Use PL/Python

Eugenia Kuzina

Contents

Overview
PL/Python functions
Data types
Anonymous code blocks
Sharing data
Database access

Overview

The PL/Python procedural language allows PostgreSQL functions and procedures to be written in the Python language. ADPG supports the language version Python 3.

PL/Python is only available as an untrusted language — it does not provide a possibility to restrict user operations and is therefore named plpython3u. The author of a function in the untrusted PL/Python language must ensure that the function cannot be misused, since it has the same permissions as a database administrator.

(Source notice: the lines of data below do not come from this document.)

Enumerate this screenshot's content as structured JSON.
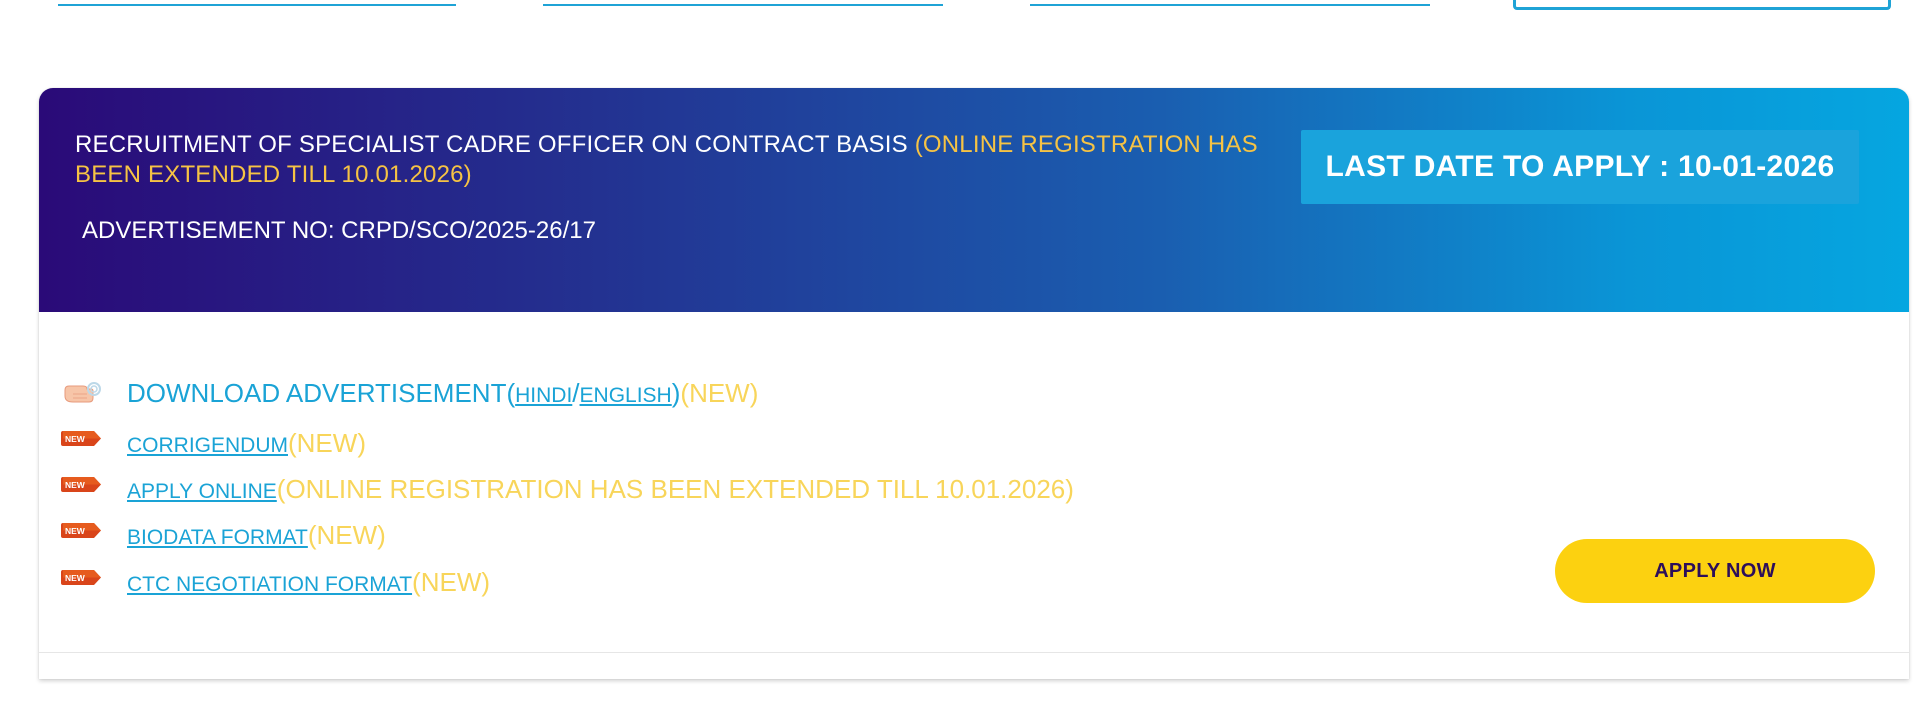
{
  "banner": {
    "title_main": "RECRUITMENT OF SPECIALIST CADRE OFFICER ON CONTRACT BASIS ",
    "title_highlight": "(ONLINE REGISTRATION HAS BEEN EXTENDED TILL 10.01.2026)",
    "advertisement_no": "ADVERTISEMENT NO: CRPD/SCO/2025-26/17",
    "last_date": "LAST DATE TO APPLY : 10-01-2026"
  },
  "links": {
    "download": {
      "label": "DOWNLOAD ADVERTISEMENT(",
      "hindi": "HINDI",
      "sep": "/",
      "english": "ENGLISH",
      "close": ")",
      "new": "(NEW)",
      "icon": "pointing-hand-icon"
    },
    "corrigendum": {
      "label": "CORRIGENDUM",
      "new": "(NEW)",
      "badge": "NEW"
    },
    "apply_online": {
      "label": "APPLY ONLINE",
      "note": "(ONLINE REGISTRATION HAS BEEN EXTENDED TILL 10.01.2026)",
      "badge": "NEW"
    },
    "biodata": {
      "label": "BIODATA FORMAT",
      "new": "(NEW)",
      "badge": "NEW"
    },
    "ctc": {
      "label": "CTC NEGOTIATION FORMAT",
      "new": "(NEW)",
      "badge": "NEW"
    }
  },
  "apply_now": "APPLY NOW",
  "colors": {
    "banner_start": "#2a0a78",
    "banner_end": "#05a6e0",
    "highlight": "#f6c344",
    "link": "#1aa3d6",
    "new_text": "#f8d55a",
    "apply_button": "#fcd110"
  }
}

Only superusers can create functions in plpython3u and other untrusted languages.

To install PL/Python in a particular database, use the CREATE EXTENSION command:

CREATE EXTENSION plpython3u;

NOTE

If the plpython3u extension is created in the template1 database used as the default template, all subsequently created databases will have this extension installed.

PL/Python functions

To create a function in the PL/Python language, use the standard CREATE FUNCTION command:

CREATE FUNCTION function_name (argument-list)
  RETURNS return-type
AS $$
  # PL/Python function body
$$ LANGUAGE plpython3u;

The function body is a Python script. When the function is called, its arguments are passed as elements of the args list. Named arguments are also passed as ordinary variables to the Python script. Named arguments make code more readable. The result is returned from the Python code with return or yield (in case of a function returning a set). If you do not provide a return value, Python returns the default None. PL/Python converts None to the SQL NULL value. In a procedure, the result from the Python code must be None. You can end the procedure without a return statement or use return without argument to achieve this. Otherwise, an error will be raised.

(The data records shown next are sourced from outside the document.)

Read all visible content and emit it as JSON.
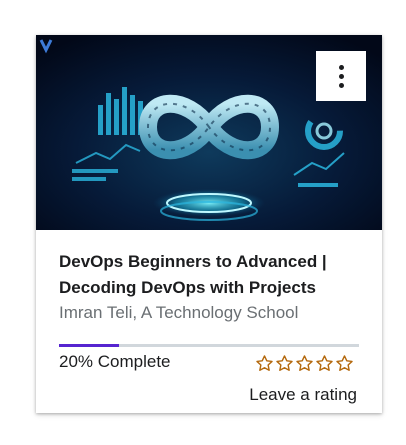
{
  "course": {
    "title": "DevOps Beginners to Advanced | Decoding DevOps with Projects",
    "instructor": "Imran Teli, A Technology School",
    "thumbnail_icon": "devops-infinity-icon",
    "badge_icon": "v-logo-icon"
  },
  "progress": {
    "percent": 20,
    "label": "20% Complete"
  },
  "rating": {
    "stars": 5,
    "filled": 0,
    "label": "Leave a rating",
    "star_color": "#b4690e"
  },
  "menu": {
    "icon": "more-vertical-icon"
  },
  "colors": {
    "progress_fill": "#5624d0",
    "progress_track": "#d1d7dc",
    "text": "#1c1d1f",
    "muted": "#6a6f73"
  }
}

For example, the following function returns the greater of two integers:

CREATE FUNCTION get_max (a integer, b integer)
  RETURNS integer
AS $$
  if a > b:
    return a
  return b
$$ LANGUAGE plpython3u;

SELECT get_max(28,3);

Result:

 get_max
----------
       28

The arguments are set as global variables. Because of the scoping rules of Python, an argument variable cannot be reassigned inside the function to the value of an expression that involves the variable name itself, unless the variable is redeclared as global.

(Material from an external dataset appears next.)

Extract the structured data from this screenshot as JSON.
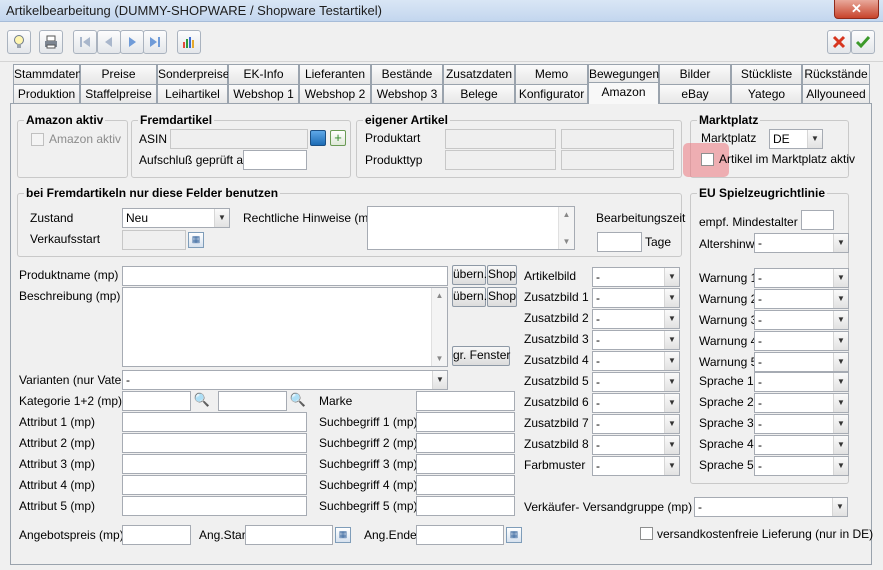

For example, the following function converts a string to lower case:

CREATE FUNCTION fn_lower (str text)
RETURNS text
AS $$
    str = str.lower() # error
    return str
$$ LANGUAGE plpython3u;

It will be created but will return the error: ERROR: UnboundLocalError: local variable 'str' referenced before assignment.

Add the global definition to the str variable to overcome the problem:

CREATE FUNCTION fn_lower (str text)
  RETURNS text
AS $$
  global str
  str = str.lower()
  return str
$$ LANGUAGE plpython3u;

SELECT fn_lower('TEsT STRinG');

Result:

  fn_lower
-------------
 test string

However, it is recommended not to rely on such implementation detail of the PL/Python, but to assume that function parameters are read-only.

Data types

When a PL/Python function is called, its arguments are converted from their PostgreSQL data type to a corresponding Python type. The table below contains type mappings of function arguments.

Type mappings of arguments
ADPG/PostgreSQL type	Python type
Boolean	Bool
Smallint, int, bigint, oid	Int
Real, double	Float
Numeric	Decimal
Bytea	Bytes
Null	None. See the NULL → None section
Array	List. See the Arrays → Lists section
Composite types	Composite-type arguments are passed to the function as Python mappings. See the Composite types section
Other data types, including the PostgreSQL character string types	Str (in Unicode, like all Python strings)

A return value of a PL/Python function is converted to the declared PostgreSQL return type using the rules described in the table below.

Return type conversion
ADPG/PostgreSQL return type	Conversion rules
Boolean	The return value will be evaluated according to the Python rules. That is, `false` will be returned for `0` and the empty string, but note that `true` will be returned for `f`
Bytea	The return value will be converted to Python `bytes` using Python built-in facilities and then converted to the `bytea` type
NULL	None. See the NULL → None section
Array	List. See the Arrays → Lists section
Composite types	A composite result can be returned as a sequence, mapping, or an object. You can also use a function with `OUT` parameters. See the Composite types section
Other PostgreSQL return types	The return value is converted to a string using the Python built-in `str`, and the result is passed to the input function of the PostgreSQL data type. If a Python value has the type of `float`, it is converted using the `repr` instead of `str` to avoid loss of precision. Strings are converted to the PostgreSQL server encoding when they are passed to PostgreSQL

Information about non-scalar data types is given below.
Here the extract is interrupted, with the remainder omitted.